Райдер стиснул челюсти. Прошла уже неделя, как об этом стало известно.
— Да, — подтвердил он — Благодарю вас.
— Ему довелось убить немцев?
— Он сбил четыре немецких самолета. Наверное, их пилоты погибли. Надеюсь, что это именно так.
— Не сомневаюсь, буркнул Вулф. — Не могу говорить о нем, ибо не был с ним знаком. Зато знаю вас. Мне нечем нас утешить. Чувствую, что вы не пали духом. — Он оглядел пустые стулья, убедился, что все они одного размера, направился к ближайшему и устроился на нем, но так, что половина его зада как всегда свисала с двух сторон. — Где это случилось?
— В Сицилии, — ответил Райдер.
— Он был отличным малым. Самым лучшим во всей Америке, — влез в разговор Джон Белл Шетук. — Я гордился им и горжусь по сей день. Я был его крестным.
Райдер закрыл глаза, открыл, взял трубку телефона, стоявшего на столе, и сказал:
— Генерала Файфа, пожалуйста. — Помолчал, потом снова сказал: — Мистер Вулф здесь, генерал. Мы все собрались. Подняться к вам? Очень хорошо, сэр. Все понятно. — Райдер положил трубку. — Он сам идет сюда.
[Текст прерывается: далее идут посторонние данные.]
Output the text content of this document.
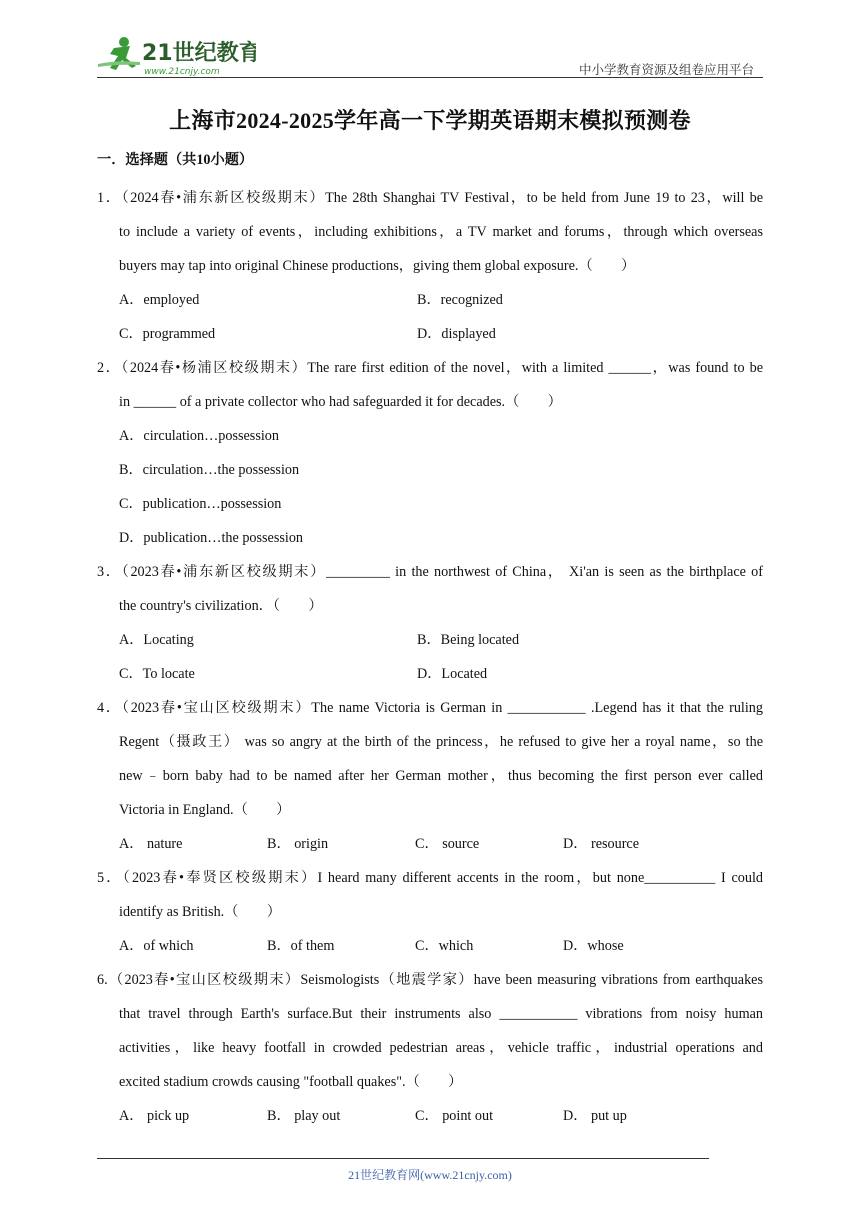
21世纪教育
www.21cnjy.com	中小学教育资源及组卷应用平台
上海市2024-2025学年高一下学期英语期末模拟预测卷
一．选择题（共10小题）
1．（2024春•浦东新区校级期末）The 28th Shanghai TV Festival，to be held from June 19 to 23，will be
to include a variety of events，including exhibitions，a TV market and forums，through which overseas
buyers may tap into original Chinese productions，giving them global exposure.（　　）
A．employed	B．recognized
C．programmed	D．displayed
2．（2024春•杨浦区校级期末）The rare first edition of the novel，with a limited ______，was found to be
in ______ of a private collector who had safeguarded it for decades.（　　）
A．circulation…possession
B．circulation…the possession
C．publication…possession
D．publication…the possession
3．（2023春•浦东新区校级期末）_________ in the northwest of China， Xi'an is seen as the birthplace of
the country's civilization．（　　）
A．Locating	B．Being located
C．To locate	D．Located
4．（2023春•宝山区校级期末）The name Victoria is German in ___________ .Legend has it that the ruling
Regent（摄政王） was so angry at the birth of the princess，he refused to give her a royal name，so the
new﹣born baby had to be named after her German mother，thus becoming the first person ever called
Victoria in England.（　　）
A． nature	B． origin	C． source	D． resource
5．（2023春•奉贤区校级期末）I heard many different accents in the room，but none__________ I could
identify as British.（　　）
A．of which	B．of them	C．which	D．whose
6.（2023春•宝山区校级期末）Seismologists（地震学家）have been measuring vibrations from earthquakes
that travel through Earth's surface.But their instruments also ___________ vibrations from noisy human
activities，like heavy footfall in crowded pedestrian areas，vehicle traffic，industrial operations and
excited stadium crowds causing "football quakes".（　　）
A． pick up	B． play out	C． point out	D． put up
21世纪教育网(www.21cnjy.com)
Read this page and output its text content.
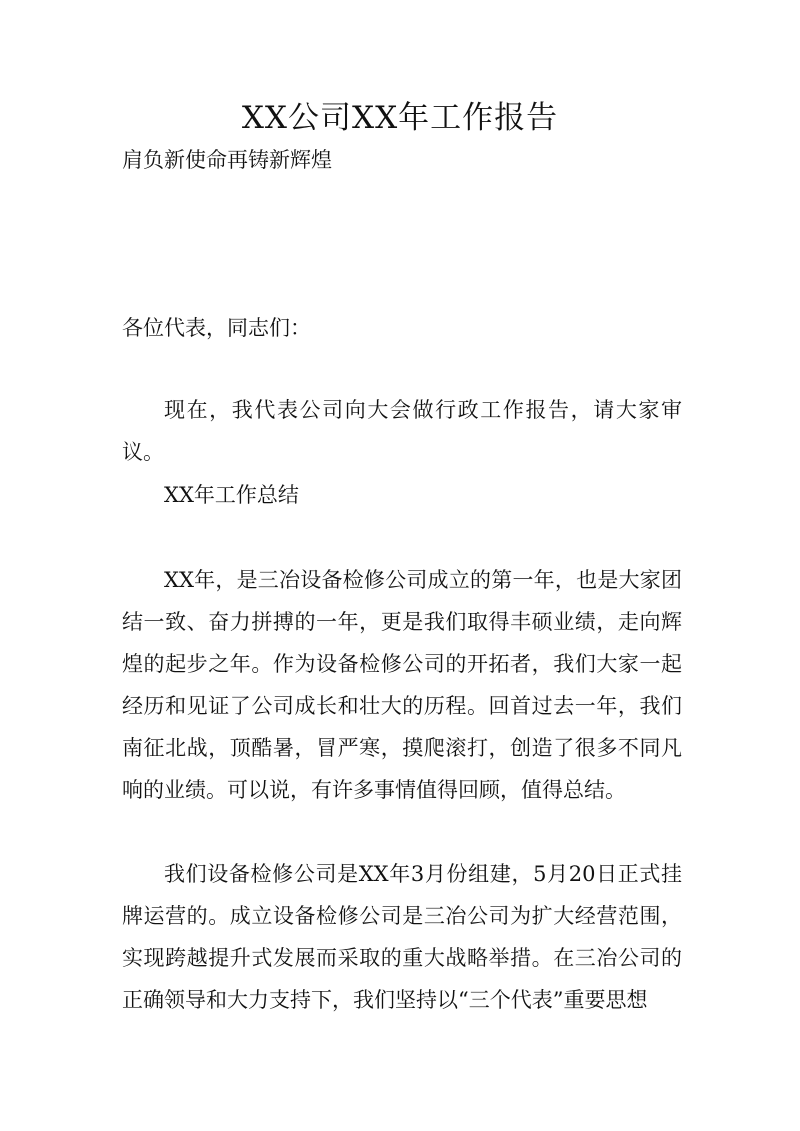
XX公司XX年工作报告

肩负新使命再铸新辉煌

各位代表，同志们：

现在，我代表公司向大会做行政工作报告，请大家审议。

XX年工作总结

XX年，是三冶设备检修公司成立的第一年，也是大家团结一致、奋力拼搏的一年，更是我们取得丰硕业绩，走向辉煌的起步之年。作为设备检修公司的开拓者，我们大家一起经历和见证了公司成长和壮大的历程。回首过去一年，我们南征北战，顶酷暑，冒严寒，摸爬滚打，创造了很多不同凡响的业绩。可以说，有许多事情值得回顾，值得总结。

我们设备检修公司是XX年3月份组建，5月20日正式挂牌运营的。成立设备检修公司是三冶公司为扩大经营范围，实现跨越提升式发展而采取的重大战略举措。在三冶公司的正确领导和大力支持下，我们坚持以“三个代表”重要思想
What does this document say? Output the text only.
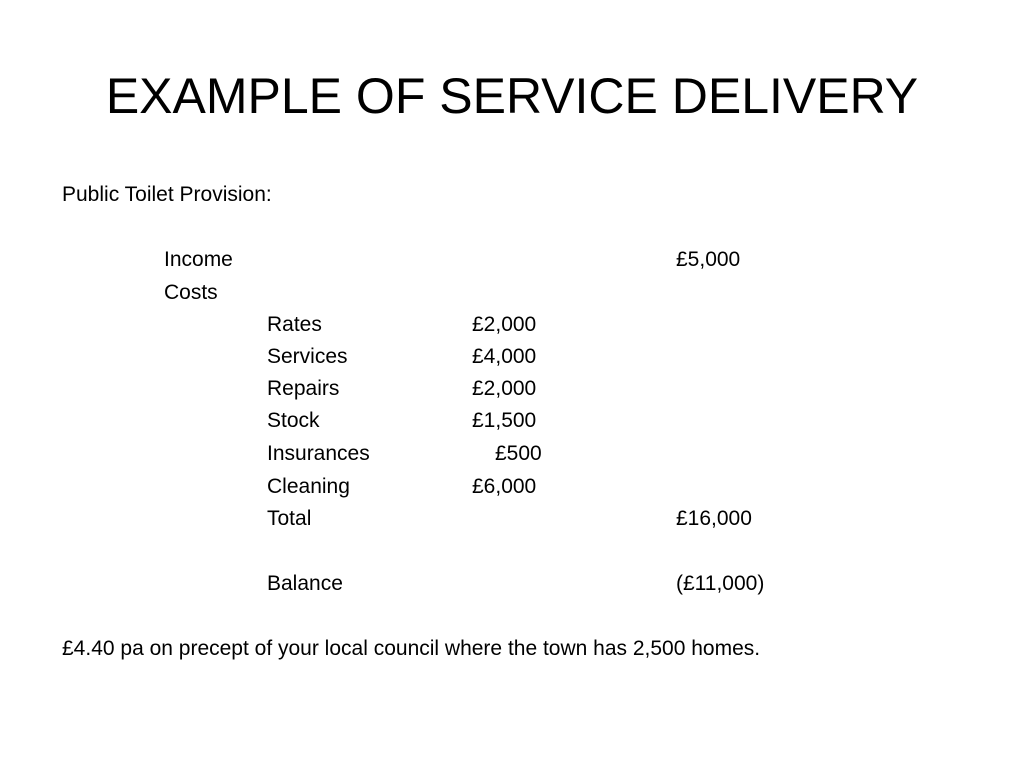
EXAMPLE OF SERVICE DELIVERY
Public Toilet Provision:
Income	£5,000
Costs
Rates	£2,000
Services	£4,000
Repairs	£2,000
Stock	£1,500
Insurances	£500
Cleaning	£6,000
Total	£16,000
Balance	(£11,000)
£4.40 pa on precept of your local council where the town has 2,500 homes.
Вулф поморщился, и я понял почему. Ему было известно, что в кабинете генерала есть большой стул, даже два. Я подошел к Райдеру, положил портфель на стол, расстегнул его и вынул гранату.
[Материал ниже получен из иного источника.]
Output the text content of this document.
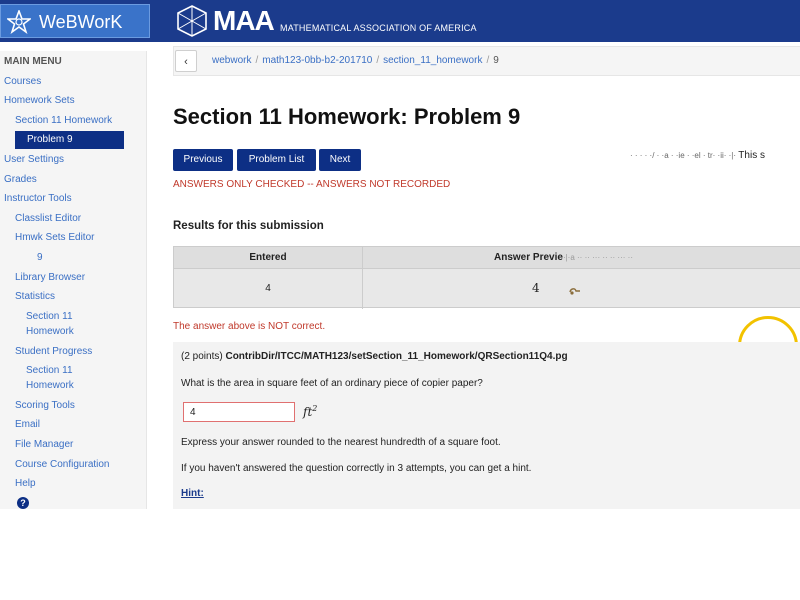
WeBWorK	MAA MATHEMATICAL ASSOCIATION OF AMERICA
MAIN MENU
Courses
Homework Sets
Section 11 Homework
Problem 9
User Settings
Grades
Instructor Tools
Classlist Editor
Hmwk Sets Editor
9
Library Browser
Statistics
Section 11
Homework
Student Progress
Section 11
Homework
Scoring Tools
Email
File Manager
Course Configuration
Help
?
‹	webwork / math123-0bb-b2-201710 / section_11_homework / 9
Section 11 Homework: Problem 9
Previous	Problem List	Next	· · · · ·/ · ·a · ·ie · ·el · tr· ·ii· ·|· This s
ANSWERS ONLY CHECKED -- ANSWERS NOT RECORDED
Results for this submission
Entered	Answer Previe·|·a ·· ·· ··· ·· ·· ··· ··
4	4
The answer above is NOT correct.
(2 points) ContribDir/ITCC/MATH123/setSection_11_Homework/QRSection11Q4.pg
What is the area in square feet of an ordinary piece of copier paper?
4
$ft^2$
Express your answer rounded to the nearest hundredth of a square foot.
If you haven't answered the question correctly in 3 attempts, you can get a hint.
Hint:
— Полковник, — обратился я к Райдеру, — пока мы ждем, разрешите вернуть вам гранату. Куда ее положить?
— Я сказал, что вы можете оставить ее себе, — нахмурился Райдер.
— Я помню, но мне негде ее хранить, кроме как у себя в комнате в доме мистера Вулфа, но этого делать нельзя. Вчера вечером я застал его за тем, что он ее рассматривал. Боюсь, он невзначай может устроить взрыв.
Все поглядели на Вулфа.
— Майор Гудвин вам известен, не так ли? — разозлился он. — Я бы ни за что не дотронулся до этой штуки. Но и хранить ее у себя в доме не желаю.
— Вот мне и пришлось принести ее обратно, — пожаловался я.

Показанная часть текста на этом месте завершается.